When you call a glass shop for mobile auto glass services, the price you get up front on the phone is rarely the same as the total on your final invoice.
Somewhere between “we’ll come to you” and “sign here,” a new line item seems to show up.
Convenience fee. Trip charge. Mileage fee. Different name, same move.
We don’t have one. Our mobile auto glass services in Spokane cost the same whether you drive to our Spokane Valley shop or we drive 30 miles to your driveway in Rathdrum. That’s a long-running standard, not a promotion.
We wanted to explain the mechanics behind this decision — and what a mileage fee actually tells you about the shop that’s charging you for it.
The Fee You Find After You’ve Already Said Yes
You call a local shop to get quoted a windshield price. At first things sound fair.
Then their van shows up and explains that you’ve incurred a $35 “service area” charge, aka a per-mile rate that increases the farther you live from their office.
Coeur d’Alene or Cheney? Expect to pay more.
This is one of those fees that isn’t mentioned up front because disclosing it would kill their chances of getting a booking. By the time you see it, you’ve already rearranged your afternoon, and the tech is standing in your driveway. Walking away costs you more than the fee does.
That’s the whole design. We see this pattern constantly, and it works because almost nobody pushes back on $40 once the glass is halfway out.
What a Mileage Fee Actually Pays For
Nothing you should be billed for separately.
A shop’s gas and drive time are operating costs, just like rent on a storefront. Shops that bill from a fixed location bake those costs into the glass price and never say a word. Mobile shops that itemize the trip are charging you twice for the same overhead — once in the part, once in the drive.
The mileage line is a pricing lever, not a reimbursement. It exists to keep the sticker price competitive while the actual price lands higher. Strip it out, and you can finally compare two quotes honestly.
That’s exactly why it’s there: to make a comparison more difficult.
The 30-Mile Radius We Treat as One Price
Our service area runs 30 miles from the Spokane Valley shop — Spokane, Liberty Lake, Post Falls, Coeur d’Alene, Airway Heights, Cheney, Medical Lake, Rathdrum. Two states, two phone lines, one price structure.
A replacement in Rathdrum with us costs the same as one in Spokane Valley. The van crossing the Idaho line doesn’t move your invoice.
We drew our service area radius around what we can actually reach same-day and still provide great service, not around how much extra we could tack on to the bill.
If you’re inside that radius, mobile isn’t an upgrade you pay extra for. It’s just how the work gets done. The customer who calls expecting a surcharge is usually pleasantly surprised there isn’t one.
Why Mobile Surcharges Often Signal a Bigger Cut
A mileage fee is usually just a sign of a bigger issue.
A shop comfortable burying a convenience charge in the quote is a shop making decisions you can’t see from the driveway. The one that matters most on anything built after 2018 is ADAS recalibration — the camera behind your windshield running lane-keep, collision braking, and adaptive cruise. Replace the glass without recalibrating, and those systems read the road wrong.
Plenty of shops skip the step because they don’t have the equipment (it’s a spendy investment).
Others ship your vehicle to a dealer for a separate appointment days later, then call that normal.
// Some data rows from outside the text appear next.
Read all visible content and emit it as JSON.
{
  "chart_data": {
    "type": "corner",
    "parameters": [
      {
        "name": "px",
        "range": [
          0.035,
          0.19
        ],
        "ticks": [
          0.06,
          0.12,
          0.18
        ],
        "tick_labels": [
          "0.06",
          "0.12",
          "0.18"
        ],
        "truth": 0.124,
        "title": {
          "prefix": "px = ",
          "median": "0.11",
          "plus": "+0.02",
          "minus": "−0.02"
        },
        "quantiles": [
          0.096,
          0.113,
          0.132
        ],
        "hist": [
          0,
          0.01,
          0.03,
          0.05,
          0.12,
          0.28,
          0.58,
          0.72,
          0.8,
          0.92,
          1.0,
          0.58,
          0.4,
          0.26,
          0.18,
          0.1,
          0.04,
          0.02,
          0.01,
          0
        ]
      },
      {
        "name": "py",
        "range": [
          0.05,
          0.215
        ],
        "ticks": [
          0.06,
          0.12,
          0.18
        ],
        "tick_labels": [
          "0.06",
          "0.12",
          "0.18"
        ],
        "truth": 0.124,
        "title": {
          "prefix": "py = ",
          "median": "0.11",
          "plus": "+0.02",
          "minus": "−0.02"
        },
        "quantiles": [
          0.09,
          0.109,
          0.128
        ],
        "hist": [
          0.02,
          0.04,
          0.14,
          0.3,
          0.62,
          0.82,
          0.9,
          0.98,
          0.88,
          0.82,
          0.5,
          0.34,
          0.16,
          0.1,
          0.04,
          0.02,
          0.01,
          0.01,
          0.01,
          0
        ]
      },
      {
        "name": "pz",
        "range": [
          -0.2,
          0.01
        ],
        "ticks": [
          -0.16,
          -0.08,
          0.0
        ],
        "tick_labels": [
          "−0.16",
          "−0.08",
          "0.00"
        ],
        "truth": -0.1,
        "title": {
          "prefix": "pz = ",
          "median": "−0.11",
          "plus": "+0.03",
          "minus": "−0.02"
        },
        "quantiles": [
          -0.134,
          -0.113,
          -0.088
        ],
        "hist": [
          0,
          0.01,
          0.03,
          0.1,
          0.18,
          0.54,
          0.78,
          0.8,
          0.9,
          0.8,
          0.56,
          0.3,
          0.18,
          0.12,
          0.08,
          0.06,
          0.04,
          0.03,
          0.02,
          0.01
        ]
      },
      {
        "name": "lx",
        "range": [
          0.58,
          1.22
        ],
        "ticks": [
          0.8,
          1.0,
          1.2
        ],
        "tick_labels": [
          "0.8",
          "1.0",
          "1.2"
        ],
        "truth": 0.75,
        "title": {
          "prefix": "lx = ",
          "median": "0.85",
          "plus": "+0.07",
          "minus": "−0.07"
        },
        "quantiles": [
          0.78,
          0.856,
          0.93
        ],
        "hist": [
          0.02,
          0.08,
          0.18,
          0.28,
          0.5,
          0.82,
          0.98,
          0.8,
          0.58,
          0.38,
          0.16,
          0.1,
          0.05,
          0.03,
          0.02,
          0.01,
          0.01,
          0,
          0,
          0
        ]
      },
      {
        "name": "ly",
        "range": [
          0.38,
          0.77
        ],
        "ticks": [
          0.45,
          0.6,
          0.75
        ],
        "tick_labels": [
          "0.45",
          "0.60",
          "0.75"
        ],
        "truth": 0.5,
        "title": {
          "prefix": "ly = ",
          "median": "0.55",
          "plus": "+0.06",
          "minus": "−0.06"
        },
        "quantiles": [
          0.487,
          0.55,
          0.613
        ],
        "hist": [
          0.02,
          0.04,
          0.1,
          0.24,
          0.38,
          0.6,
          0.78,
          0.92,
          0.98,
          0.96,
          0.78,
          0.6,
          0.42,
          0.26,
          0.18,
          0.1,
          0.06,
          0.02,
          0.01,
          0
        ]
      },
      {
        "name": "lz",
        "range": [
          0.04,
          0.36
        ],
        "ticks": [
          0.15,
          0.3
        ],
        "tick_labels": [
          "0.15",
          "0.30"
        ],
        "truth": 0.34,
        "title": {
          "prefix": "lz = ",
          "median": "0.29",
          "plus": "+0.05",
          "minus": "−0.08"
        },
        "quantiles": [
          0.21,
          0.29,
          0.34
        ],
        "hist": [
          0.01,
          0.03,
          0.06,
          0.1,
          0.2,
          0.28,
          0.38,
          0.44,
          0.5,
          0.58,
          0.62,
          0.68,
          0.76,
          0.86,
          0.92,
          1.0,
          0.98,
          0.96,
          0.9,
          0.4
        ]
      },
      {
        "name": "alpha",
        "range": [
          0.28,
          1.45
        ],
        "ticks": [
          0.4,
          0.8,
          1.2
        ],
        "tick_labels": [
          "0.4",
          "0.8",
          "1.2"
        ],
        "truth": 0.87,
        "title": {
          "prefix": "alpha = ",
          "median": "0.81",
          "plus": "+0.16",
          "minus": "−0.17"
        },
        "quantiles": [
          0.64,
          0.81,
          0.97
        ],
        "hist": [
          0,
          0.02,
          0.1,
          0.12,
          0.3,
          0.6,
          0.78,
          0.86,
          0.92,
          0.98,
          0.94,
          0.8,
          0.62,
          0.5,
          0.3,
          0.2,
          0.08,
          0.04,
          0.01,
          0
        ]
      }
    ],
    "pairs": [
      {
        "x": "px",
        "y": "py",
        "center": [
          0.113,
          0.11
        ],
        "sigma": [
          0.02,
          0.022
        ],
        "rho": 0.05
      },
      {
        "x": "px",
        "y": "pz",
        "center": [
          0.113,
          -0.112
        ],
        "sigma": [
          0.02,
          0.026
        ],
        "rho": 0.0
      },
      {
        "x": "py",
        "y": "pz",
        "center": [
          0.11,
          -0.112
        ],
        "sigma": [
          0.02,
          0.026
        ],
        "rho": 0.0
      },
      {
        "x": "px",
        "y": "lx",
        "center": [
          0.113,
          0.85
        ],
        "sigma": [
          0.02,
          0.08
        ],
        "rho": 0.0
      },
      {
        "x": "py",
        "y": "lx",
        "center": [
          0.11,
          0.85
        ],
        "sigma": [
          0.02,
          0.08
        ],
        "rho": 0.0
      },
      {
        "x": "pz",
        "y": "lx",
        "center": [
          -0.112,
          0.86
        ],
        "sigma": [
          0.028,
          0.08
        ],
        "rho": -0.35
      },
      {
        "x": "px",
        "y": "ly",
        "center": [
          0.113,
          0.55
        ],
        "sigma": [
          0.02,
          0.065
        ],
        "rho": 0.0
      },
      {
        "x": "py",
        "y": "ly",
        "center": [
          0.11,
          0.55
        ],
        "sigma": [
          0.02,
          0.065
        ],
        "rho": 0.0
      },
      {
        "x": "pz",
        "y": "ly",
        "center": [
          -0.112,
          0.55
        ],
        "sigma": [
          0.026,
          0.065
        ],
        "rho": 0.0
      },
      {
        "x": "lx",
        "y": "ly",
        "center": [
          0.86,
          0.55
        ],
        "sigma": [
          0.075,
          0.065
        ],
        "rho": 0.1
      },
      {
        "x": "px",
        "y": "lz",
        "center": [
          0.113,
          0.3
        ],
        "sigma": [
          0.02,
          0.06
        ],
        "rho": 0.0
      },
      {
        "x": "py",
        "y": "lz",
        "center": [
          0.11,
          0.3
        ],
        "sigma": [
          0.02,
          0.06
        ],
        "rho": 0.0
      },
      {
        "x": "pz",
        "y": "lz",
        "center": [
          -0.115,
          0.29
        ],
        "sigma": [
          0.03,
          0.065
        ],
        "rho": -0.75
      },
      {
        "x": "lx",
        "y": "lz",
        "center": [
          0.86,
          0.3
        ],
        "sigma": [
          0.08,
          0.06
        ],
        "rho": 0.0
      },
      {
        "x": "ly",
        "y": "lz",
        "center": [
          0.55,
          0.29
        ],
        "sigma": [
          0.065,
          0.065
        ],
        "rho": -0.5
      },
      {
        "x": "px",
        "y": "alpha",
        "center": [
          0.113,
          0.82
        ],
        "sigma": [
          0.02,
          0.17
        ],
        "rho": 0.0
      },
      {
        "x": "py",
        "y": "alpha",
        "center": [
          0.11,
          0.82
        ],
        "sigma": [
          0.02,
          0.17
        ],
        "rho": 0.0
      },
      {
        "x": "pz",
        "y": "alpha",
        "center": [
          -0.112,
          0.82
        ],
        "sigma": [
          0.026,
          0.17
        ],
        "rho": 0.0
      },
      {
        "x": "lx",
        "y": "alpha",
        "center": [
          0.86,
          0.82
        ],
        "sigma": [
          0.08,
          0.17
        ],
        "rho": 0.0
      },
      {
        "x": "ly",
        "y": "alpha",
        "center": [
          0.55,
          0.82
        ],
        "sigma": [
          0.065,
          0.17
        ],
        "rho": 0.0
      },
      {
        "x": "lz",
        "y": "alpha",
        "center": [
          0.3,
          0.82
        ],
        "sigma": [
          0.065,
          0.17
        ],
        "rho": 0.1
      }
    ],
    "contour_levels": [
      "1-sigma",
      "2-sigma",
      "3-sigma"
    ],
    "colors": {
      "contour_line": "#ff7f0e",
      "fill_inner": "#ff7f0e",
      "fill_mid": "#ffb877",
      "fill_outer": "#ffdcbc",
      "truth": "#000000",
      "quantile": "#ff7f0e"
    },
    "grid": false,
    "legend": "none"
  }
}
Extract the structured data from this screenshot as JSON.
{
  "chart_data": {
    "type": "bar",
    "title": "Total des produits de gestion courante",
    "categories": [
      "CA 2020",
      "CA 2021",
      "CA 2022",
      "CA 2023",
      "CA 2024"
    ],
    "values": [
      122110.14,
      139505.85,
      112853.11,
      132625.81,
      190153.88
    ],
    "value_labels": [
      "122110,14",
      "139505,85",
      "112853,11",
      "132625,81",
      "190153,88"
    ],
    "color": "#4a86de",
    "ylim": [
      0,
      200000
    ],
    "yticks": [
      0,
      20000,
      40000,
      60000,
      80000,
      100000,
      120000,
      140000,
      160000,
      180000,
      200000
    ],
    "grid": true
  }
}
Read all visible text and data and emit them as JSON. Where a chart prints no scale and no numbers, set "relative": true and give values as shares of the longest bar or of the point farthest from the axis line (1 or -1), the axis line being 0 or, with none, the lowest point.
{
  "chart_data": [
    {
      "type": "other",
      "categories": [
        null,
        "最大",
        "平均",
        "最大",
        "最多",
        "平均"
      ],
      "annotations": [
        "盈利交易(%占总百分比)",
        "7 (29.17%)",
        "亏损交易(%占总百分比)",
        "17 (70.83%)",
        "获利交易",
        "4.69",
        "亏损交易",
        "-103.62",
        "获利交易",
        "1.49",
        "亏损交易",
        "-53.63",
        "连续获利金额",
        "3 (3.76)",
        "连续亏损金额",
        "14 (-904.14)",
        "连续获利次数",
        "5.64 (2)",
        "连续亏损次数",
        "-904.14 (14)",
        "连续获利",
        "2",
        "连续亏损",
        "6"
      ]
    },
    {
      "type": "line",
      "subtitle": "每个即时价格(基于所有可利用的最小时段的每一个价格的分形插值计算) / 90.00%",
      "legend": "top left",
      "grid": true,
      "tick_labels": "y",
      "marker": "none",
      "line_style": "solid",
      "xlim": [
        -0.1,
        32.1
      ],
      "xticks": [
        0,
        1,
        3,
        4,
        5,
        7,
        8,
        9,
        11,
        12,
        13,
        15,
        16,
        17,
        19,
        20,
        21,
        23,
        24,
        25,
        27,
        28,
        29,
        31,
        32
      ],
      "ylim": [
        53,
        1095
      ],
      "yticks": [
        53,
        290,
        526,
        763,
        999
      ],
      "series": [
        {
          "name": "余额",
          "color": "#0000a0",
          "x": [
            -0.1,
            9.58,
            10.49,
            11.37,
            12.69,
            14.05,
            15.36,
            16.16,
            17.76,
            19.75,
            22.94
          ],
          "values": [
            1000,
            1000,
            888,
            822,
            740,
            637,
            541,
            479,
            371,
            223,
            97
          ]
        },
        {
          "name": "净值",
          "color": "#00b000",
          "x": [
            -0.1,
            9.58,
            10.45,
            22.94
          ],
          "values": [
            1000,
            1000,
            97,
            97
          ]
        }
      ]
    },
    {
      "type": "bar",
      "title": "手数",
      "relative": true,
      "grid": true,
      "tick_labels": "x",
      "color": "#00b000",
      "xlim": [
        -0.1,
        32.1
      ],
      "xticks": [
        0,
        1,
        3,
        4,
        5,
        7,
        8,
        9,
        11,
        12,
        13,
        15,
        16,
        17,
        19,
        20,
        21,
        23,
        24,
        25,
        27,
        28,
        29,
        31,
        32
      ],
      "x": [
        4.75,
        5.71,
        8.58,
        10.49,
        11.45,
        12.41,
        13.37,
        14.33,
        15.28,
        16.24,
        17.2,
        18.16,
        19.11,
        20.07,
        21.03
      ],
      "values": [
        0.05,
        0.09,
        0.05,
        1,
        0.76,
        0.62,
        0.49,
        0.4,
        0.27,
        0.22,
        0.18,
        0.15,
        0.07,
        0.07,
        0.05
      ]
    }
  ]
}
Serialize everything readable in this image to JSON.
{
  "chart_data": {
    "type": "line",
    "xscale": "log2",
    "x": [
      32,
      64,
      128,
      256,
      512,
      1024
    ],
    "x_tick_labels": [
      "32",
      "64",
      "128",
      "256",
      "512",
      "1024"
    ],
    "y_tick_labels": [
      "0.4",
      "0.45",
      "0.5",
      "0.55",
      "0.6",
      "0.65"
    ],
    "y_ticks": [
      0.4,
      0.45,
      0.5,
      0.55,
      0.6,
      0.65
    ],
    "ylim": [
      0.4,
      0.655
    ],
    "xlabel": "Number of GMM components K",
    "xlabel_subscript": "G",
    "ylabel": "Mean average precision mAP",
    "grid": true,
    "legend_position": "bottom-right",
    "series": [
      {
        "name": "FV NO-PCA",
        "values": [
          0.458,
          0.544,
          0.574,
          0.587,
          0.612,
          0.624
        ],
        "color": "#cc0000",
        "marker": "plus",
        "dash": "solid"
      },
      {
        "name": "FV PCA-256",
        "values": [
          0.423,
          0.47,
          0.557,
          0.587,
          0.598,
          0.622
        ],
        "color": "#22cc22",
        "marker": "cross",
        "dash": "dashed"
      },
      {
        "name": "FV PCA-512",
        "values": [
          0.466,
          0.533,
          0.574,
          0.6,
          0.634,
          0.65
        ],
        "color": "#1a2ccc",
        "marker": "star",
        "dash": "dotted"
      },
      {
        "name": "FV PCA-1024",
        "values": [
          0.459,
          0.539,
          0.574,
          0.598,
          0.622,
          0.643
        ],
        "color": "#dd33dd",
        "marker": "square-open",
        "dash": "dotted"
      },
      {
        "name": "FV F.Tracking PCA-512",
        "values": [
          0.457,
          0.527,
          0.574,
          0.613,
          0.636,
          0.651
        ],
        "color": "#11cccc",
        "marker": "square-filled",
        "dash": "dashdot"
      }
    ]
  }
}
We handle it in-house, on the same visit, with no upcharge dressed up as an add-on. The shop nickel-and-diming your trip fee is rarely the shop sweating your calibration.
Read the Quote, Not the Promise
A mobile quote is a litmus test of honesty.
The shop that itemizes the drive is telling you exactly how it prices everything else.
When you call around for mobile auto glass in Spokane, ask one question before you book: is the mobile price the same as the in-shop price? The answer you get will tell you the straight shops from those counting on you not to ask.
Our policy on no mobile upcharge has been the same since 2004.